Purpose: Cancer Immunotherapy represents an important alternative to current standard treatment methods for inoperable cancers such as late-stage melanoma. A primary goal of cancer immunotherapy is to break immune tolerance in the immunosuppressive tumor microenvironment and mount an efficient immune effector response against tumor cells. One method of achieving this is to stimulate the immune system against tumor-associated antigens (TAA) expressed by cancer cells through viral vaccines such as the adenovirus or co-delivering TAA with adjuvants such as CpG oligonucleotides (ODNs). Viral therapies such as an adenovirus have been shown to elicit a cytotoxic T cell (CTL) responses in murine melanoma models and combining this with intratumoral administration of soluble CpG ODN may further enhance this effect as was demonstrated in a thymoma mouse model. Despite the promising progress achieved with combinational immunotherapies, there is still room for improvement. One possibility is to vary the type of CpG ODNs used from the predominantly used CpG B to CpG A (G10) which has been shown to elicit a greater CTL response but is far less stable than CpG B due to its phosphodiester backbone being susceptible to enzymatic degradation. Encapsulating G10 into nanoparticles (NP) such as virus-like-particles (VLP) will protect it from premature degradation. The Qβ bacteriophage VLP has been shown to spontaneously form around CpG ODNs forming a high loading CpG NP (0.25 mg/mg of protein), which is much higher than polymeric NP particles encapsulating CpG (approximately 5 µg CpG/mg particles).
The goal of this project is to demonstrate that combining recombinant adenovirus type 5 vectors encoding TRP-2 (Ad5-TRP2) with intratumoral administration of CpG loaded Qβ –VLP (CMP-001) offers robust anti-tumor activity in a murine melanoma model greater than either treatment alone.

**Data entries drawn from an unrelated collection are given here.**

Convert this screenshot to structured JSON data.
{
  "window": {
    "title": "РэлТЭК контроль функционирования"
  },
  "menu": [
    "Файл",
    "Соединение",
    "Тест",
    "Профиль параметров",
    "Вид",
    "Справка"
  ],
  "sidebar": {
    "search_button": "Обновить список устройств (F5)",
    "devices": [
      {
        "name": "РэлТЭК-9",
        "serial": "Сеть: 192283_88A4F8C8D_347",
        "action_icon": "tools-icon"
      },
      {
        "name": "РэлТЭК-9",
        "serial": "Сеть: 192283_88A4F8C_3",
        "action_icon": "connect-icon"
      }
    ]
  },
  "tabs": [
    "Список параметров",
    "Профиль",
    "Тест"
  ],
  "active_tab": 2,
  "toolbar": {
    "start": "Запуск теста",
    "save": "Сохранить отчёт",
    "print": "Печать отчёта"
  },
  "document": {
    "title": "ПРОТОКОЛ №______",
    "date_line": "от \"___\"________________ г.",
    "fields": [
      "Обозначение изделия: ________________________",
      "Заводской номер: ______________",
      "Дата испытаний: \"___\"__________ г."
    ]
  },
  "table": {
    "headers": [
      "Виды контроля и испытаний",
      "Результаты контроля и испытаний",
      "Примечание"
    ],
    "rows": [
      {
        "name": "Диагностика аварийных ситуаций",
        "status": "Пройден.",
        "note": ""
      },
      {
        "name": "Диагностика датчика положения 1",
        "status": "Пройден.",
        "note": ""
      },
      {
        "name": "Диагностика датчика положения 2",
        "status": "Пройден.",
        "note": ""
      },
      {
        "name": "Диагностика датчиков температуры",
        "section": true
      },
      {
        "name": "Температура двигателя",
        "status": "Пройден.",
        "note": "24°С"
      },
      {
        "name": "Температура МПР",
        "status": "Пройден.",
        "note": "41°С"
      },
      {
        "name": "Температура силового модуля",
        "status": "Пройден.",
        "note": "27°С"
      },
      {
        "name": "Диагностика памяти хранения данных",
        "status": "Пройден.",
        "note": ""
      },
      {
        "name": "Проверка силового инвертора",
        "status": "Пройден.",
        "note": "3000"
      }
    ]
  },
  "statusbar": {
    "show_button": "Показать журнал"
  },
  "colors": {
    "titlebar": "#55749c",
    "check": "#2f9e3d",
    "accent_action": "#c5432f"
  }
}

Methods: 6-8 week old C57bl/6j mice were anesthetized and injected subcutaneously with 3 × 105 B16.F10 cells (passage number 18) in 100 µl phosphate buffered saline on the right hand side rear dorsal area. One day later, mice were given 108 PFU/mL of Ad5-TRP2 contralaterally. When tumors grew to a palpable size (approximately 5-8 mm in any direction), mice were given 100 µg of G10 either soluble (sG10), or encapsulated in virus like particles (CMP-001) every 3 days for 3 administrations.
Results: DLS measurements revealed the size of CMP-001 to be 35 nm with a polydispersity index (PDI) of 0.06 (figure 1). The administration of CMP-001 along with Ad5-TRP2 slowed the tumor growth as shown in figure 2 A. These results were supported by the survival data which demostrated a significant increase in the median survival (10 days) of mice who were treated with Ad5 TRP2 + CMP-001 vs AD5 TRP 2 alone (figure 2B).
Conclusion: The data shows that combining Ad-TRP-2 with intratumoral administration of the CMP-001 offers robust anti-tumor activity in the B16.F10 murine melanoma model.